My first day back there was a guy in the audience who had lost his legs in a car accident who offered a wonderful perspective on non-elective body modification. Also, several guys who knew what I'd been through appeared at the stage with tears in their eyes, overjoyed to see me back.
Some people might say that a stripper who’s had breast cancer going on stage doing her thing is a feminist political act. What are your thoughts on that? Do you consider yourself to be making a political point?
I am averse to all politics. I believe it's very important to speak loudly what you believe in. I believe stripping is life-affirming and I say that. I believe that breast cancer is fucked and a result of our degradation of the environment and the isolation of modernity, and I say that.
At one point in the book you say you were getting burned out from stripping. Nowadays you do occasional shows combined with other artistic endeavours and performances. What is it about stripping that keeps you coming back to it?
I love the interaction I have with my audience from that stage. It's immediate, unscripted, in-the-moment. Also, the audience is very diverse--men and women from all cultures and socio-economic backgrounds. As a veteran of many stages, I can say that that is very unique.
Of course there is a financial aspect to it, too. I simply could not devote as much time to my other creative endeavors--writing, acting and music--without my stripping income.

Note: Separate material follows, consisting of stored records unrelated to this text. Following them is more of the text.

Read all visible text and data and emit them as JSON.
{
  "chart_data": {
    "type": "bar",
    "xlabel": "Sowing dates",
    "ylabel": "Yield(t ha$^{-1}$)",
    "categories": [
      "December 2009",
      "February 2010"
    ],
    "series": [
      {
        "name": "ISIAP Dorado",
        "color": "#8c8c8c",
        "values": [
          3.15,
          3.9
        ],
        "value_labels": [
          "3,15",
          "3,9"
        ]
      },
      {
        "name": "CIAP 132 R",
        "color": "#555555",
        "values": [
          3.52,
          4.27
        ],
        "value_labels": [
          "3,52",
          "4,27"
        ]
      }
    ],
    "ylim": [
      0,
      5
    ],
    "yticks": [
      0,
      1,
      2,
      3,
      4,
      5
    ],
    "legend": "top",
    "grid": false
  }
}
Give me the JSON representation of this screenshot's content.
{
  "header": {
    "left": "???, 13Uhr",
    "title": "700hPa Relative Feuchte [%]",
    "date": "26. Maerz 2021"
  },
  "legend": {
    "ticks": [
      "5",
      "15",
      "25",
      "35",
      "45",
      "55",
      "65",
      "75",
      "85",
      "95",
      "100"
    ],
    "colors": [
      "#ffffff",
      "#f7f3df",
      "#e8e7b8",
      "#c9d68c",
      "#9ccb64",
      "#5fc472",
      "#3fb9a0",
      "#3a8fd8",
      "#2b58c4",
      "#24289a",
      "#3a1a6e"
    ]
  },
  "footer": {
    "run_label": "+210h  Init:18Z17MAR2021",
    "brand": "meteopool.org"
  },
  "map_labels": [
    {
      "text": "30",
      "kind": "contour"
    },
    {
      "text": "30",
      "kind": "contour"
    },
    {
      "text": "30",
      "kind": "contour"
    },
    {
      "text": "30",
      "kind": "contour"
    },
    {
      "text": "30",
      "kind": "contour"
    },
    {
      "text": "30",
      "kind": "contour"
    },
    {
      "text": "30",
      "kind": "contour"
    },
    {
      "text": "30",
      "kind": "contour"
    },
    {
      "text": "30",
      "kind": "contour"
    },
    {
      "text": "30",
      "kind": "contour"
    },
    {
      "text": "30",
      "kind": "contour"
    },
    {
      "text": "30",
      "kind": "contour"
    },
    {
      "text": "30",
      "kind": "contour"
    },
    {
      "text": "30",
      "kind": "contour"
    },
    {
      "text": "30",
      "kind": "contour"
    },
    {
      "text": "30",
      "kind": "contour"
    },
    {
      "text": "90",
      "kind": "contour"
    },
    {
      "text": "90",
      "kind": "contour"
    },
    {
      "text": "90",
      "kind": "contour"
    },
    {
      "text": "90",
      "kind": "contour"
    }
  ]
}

PETA, the animal rights group, is always coming under fire for using young, conventionally attractive women in their ads who take off their clothes. Some people argue it’s sexism and turns people off the cause and it’s using oppression of one to further the cause of another. What are your thoughts on stripping for a cause?
Nudity is not oppressive! Clothes are. Naked bodies are beautiful, and if memory serves, PETA uses men as well as women, and people of different ages.
Stripping for a cause is like playing music for a cause... It is appealing to a broad audience and generates interest and $ for a purpose. In Portland, it is not uncommon to find strippers doffing their kit to benefit domestic violence shelters, breast cancer research, or relief efforts in Haiti.
What are your latest and upcoming projects?
I just appeared in an as-yet-untitled Gus Van Sant flick, my band has been busy recording, and I'm gearing up to write my next book. I haven't decided whether it will be a follow-up to Magic Gardens, or an account of my experiences with breast cancer.
Any other comments?
Check your breasts! Support the arts!